Macedonian Parliament
The violent break-up of a student protest was strongly condemned by Macedonia’s Parliamentary Commission for Human Rights on Friday.
The protest by architecture students against government plans to build a church in Macedonia Square in central Skopje was violently
disrupted by a religious group on March 28.
The demonstration in the Macedonian capital was prevented from taking place by a crowd of church
supporters carrying flags and crosses, who attacked the other group while police watched on.
The violence goes against the “constitutional right of freedom of opinion, freedom of speech and freedom of public protest”, head of the commission Vesna Bendevska told the media. She said all parties had reached a consensus on the events.
The legislators also rebuffed the police report which claimed officers reacted appropriately.
The incident took on political dimensions as it came amid presidential and local elections. After PM Nikola Gruevski, of the conservative VMRO DPMNE party, failed to condemn the attackers, the opposition accused his party of orchestrating the counter protests.

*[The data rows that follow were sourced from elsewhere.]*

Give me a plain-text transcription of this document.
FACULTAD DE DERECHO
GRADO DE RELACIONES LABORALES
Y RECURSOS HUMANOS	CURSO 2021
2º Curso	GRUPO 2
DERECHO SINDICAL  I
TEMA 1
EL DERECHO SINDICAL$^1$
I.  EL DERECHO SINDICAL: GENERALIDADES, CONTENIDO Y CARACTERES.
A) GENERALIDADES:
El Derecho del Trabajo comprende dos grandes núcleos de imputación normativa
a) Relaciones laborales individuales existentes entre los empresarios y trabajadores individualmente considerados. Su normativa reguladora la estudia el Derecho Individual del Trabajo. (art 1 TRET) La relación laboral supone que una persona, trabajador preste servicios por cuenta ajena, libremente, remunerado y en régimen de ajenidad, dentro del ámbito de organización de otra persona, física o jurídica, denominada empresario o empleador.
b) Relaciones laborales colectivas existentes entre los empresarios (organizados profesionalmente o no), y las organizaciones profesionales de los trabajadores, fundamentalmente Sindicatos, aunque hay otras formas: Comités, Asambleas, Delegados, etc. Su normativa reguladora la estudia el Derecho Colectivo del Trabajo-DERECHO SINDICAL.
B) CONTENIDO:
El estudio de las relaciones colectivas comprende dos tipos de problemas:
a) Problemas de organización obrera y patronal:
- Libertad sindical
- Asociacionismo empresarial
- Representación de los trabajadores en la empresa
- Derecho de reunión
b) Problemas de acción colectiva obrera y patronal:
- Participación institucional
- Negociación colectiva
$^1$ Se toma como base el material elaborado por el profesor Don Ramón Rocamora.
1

Various human rights NGOs, and western ambassadors to the country, also condemned the attack, criticising the police and the state authorities.
The organisers of the peaceful protest said they did not object to a new church, but opposed the design, which is out of character with the surroundings, and the blocking of an important pedestrian passage.
This Saturday, a group of 30 NGOs are setting up a protest dubbed “Freedom Square” at the same spot, in defence of the right to free speech. The organisers stress this meeting is not about the controversial church.